A administração continua, no entanto, a afirmar desconhecer se ocorreu algum tipo de falha técnica, que esteja na origem do surto. "O que aconteceu não sabemos. Não sabemos se houve uma falha técnica", disse, por sua vez, o vogal executivo do Centro Hospitalar de Lisboa Ocidental. 

Carlos Galamba informou, ainda, que foi pedido um estudo urgente ao LNEC (Laboratório Nacional de Engenharia Civil) para avaliar o risco da manutenção de estruturas do hospital. Apesar de a administração hospital indicar que se sente confortável com os contratos de manutenção, afirma que “quer ter a certeza” que o plano do hospital era cumprido.

Certezas, teve a diretora-geral da Saúde ao garantir que a torre de refrigeração é o único local do hospital onde foi encontrada a bactéria da Legionella do mesmo tipo que infetou os doentes, admitindo, no entanto, que ainda há análises a decorrer.

A responsável revelou também que os técnicos que investigaram o surto encontraram deficiências na manutenção das torres de arrefecimento e condições de conservação propícias ao desenvolvimento de bactérias. "De facto, por observação documentada, encontraram-se condições de conservação que seriam propícias ao desenvolvimento de bactérias", disse Graça Freitas.

Quanto ao não cumprimento do prazo para divulgação pública do relatório sobre o surto, como o ministro da Saúde tinha prometido, Graça Freitas justificou-se com a investigação entretanto instaurada pelo Ministério Público. Questionada pelos deputados do PSD e CDS, respondeu que a partir do momento em que investigação teve início, a documentação deixou de ser pública.

Sobre a mesma questão, o ministro da Saúde justificou-se da mesma forma. "A minha vontade é que o relatório pudesse ser tornado público", acrescentou, porém.

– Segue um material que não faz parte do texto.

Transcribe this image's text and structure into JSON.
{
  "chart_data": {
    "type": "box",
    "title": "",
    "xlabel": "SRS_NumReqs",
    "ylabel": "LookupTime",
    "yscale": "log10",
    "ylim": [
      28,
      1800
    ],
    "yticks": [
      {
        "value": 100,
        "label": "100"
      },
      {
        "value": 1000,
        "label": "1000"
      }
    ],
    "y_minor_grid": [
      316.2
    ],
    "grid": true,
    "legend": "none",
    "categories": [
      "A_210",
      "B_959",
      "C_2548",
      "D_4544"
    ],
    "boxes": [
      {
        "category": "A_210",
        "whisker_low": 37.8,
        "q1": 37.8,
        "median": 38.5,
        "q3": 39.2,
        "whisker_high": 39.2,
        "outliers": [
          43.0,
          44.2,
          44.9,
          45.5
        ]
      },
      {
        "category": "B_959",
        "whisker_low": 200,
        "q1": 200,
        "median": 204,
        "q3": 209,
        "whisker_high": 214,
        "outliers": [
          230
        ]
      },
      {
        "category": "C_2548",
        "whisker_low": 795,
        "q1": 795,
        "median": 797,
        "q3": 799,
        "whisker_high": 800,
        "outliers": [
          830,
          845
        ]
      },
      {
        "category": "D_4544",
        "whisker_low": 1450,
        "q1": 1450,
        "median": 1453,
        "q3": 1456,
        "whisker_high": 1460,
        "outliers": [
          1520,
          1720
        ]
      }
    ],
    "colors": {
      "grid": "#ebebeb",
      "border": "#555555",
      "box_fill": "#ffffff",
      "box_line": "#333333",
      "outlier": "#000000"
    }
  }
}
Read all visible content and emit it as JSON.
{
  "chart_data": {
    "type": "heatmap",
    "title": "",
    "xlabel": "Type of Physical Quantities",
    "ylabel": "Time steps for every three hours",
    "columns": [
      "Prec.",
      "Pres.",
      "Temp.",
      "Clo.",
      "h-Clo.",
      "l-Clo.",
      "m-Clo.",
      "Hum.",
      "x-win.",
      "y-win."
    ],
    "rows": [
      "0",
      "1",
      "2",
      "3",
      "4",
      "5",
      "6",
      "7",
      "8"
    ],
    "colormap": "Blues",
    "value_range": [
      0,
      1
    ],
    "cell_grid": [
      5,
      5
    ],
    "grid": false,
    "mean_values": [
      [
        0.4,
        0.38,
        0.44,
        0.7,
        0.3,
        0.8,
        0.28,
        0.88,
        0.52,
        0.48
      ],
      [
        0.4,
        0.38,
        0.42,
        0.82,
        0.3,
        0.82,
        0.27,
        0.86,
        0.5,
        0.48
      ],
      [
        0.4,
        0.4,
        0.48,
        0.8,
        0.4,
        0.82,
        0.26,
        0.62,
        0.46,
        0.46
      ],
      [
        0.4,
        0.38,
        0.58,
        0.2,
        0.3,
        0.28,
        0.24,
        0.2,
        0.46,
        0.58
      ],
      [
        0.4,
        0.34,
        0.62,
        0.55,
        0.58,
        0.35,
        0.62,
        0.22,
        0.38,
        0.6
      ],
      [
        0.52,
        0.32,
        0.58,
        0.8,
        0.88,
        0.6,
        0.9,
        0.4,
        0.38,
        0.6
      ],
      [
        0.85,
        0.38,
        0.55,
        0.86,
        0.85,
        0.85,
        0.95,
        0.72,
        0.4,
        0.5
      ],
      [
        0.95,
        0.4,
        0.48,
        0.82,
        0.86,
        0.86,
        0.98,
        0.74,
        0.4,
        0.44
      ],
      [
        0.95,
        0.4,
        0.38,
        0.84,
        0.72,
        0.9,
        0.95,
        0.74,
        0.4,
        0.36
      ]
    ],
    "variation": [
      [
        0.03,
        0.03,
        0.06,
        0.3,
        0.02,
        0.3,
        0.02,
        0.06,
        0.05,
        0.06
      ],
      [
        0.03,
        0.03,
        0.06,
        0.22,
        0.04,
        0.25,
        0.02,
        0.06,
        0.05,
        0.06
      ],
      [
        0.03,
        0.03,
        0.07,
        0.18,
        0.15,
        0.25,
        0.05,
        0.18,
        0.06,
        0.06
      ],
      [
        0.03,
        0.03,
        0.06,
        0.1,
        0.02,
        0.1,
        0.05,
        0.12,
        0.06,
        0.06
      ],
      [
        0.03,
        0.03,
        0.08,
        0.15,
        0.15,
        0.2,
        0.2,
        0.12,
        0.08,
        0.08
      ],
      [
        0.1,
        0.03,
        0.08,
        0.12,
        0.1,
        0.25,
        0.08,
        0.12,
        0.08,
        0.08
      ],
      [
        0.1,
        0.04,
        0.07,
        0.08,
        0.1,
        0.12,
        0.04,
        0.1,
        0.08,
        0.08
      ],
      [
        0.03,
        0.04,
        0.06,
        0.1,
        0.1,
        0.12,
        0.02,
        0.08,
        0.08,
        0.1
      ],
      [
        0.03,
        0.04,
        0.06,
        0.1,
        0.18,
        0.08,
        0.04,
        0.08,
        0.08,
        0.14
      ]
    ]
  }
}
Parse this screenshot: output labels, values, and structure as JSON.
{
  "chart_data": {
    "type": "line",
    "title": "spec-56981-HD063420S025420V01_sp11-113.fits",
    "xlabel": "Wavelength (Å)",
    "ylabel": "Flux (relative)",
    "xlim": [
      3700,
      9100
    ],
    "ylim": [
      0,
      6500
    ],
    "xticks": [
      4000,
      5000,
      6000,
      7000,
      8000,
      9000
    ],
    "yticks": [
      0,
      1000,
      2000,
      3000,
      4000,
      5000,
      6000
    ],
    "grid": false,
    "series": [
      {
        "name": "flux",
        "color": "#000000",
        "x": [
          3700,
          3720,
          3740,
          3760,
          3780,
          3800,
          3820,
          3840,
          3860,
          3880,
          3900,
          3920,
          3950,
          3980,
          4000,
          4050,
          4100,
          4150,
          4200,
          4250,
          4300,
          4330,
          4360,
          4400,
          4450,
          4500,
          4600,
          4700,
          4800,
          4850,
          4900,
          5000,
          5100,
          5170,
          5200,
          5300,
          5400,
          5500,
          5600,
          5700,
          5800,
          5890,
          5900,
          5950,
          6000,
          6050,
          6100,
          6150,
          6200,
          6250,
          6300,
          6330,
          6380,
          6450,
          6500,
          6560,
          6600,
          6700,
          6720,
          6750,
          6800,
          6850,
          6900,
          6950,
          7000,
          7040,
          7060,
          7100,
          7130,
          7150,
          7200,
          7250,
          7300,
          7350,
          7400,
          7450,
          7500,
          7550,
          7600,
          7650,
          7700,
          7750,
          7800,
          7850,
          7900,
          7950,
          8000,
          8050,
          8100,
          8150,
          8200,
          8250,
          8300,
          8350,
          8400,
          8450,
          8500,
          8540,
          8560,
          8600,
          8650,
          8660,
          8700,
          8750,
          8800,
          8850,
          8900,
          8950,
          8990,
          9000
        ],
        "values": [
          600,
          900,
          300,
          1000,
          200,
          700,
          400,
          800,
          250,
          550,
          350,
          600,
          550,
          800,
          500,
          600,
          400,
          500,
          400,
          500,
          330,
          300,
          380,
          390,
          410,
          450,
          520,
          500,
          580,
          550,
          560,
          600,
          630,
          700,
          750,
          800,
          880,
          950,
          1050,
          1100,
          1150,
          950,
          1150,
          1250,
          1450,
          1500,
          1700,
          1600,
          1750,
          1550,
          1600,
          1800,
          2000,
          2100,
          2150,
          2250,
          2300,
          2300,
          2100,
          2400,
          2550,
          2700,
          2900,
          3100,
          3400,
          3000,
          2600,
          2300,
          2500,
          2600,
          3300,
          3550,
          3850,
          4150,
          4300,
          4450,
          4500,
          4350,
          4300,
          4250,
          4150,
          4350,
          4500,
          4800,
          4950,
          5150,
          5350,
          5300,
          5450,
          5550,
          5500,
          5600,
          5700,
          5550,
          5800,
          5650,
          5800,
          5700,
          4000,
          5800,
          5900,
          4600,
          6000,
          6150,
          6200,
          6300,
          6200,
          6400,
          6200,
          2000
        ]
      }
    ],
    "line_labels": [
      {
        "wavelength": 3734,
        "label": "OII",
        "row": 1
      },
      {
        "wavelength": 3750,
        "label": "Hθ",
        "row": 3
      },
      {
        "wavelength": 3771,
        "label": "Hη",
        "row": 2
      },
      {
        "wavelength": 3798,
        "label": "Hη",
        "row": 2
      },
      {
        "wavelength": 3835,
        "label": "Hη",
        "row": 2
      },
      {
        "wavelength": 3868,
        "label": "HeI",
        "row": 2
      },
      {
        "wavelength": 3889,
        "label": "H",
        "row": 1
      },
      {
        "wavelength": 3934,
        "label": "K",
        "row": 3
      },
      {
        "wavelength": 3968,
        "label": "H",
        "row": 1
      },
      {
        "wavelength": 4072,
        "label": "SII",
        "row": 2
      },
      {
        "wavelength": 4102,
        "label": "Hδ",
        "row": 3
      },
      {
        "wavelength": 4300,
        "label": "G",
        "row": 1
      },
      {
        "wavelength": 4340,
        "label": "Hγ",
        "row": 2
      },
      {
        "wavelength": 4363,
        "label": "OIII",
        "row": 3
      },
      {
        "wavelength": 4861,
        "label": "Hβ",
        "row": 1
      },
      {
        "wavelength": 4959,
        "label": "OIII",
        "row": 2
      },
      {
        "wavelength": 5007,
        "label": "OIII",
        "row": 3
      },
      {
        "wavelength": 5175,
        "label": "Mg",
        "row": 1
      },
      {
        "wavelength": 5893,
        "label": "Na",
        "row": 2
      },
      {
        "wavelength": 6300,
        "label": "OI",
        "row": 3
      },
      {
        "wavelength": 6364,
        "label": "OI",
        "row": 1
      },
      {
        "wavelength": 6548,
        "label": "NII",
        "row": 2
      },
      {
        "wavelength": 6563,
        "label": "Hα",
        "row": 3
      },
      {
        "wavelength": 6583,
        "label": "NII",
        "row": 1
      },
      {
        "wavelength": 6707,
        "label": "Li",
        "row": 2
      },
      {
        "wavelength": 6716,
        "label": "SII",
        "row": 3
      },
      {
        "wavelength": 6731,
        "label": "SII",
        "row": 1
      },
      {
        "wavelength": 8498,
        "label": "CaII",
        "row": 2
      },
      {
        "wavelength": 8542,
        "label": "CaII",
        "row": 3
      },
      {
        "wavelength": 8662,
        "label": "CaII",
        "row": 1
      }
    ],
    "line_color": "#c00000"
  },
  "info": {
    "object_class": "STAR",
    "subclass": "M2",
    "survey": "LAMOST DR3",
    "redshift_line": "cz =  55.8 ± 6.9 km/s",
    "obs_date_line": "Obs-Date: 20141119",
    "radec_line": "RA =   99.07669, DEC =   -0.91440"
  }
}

Ao final da tarde, o Parlamento aprovou ainda, por unanimidade, um voto de pesar pelas vítimas do surto. 

Recorde-se que o recente surto de Legionella no Hospital São Francisco Xavier, em Lisboa, infetou 56 pessoas desde dia 31 de outubro, cinco das quais acabaram por morrer.

Fora da capital, na passada quinta-feira, 23 de novembro, um homem foi internado no Hospital Geral (Covões) do Centro Hospitalar e Universitário de Coimbra com a doença, num caso considerado isolado, e, durante o dia de ontem, foi detetada a bactéria nos balneários de uma escola em Ourique, no distrito de Beja.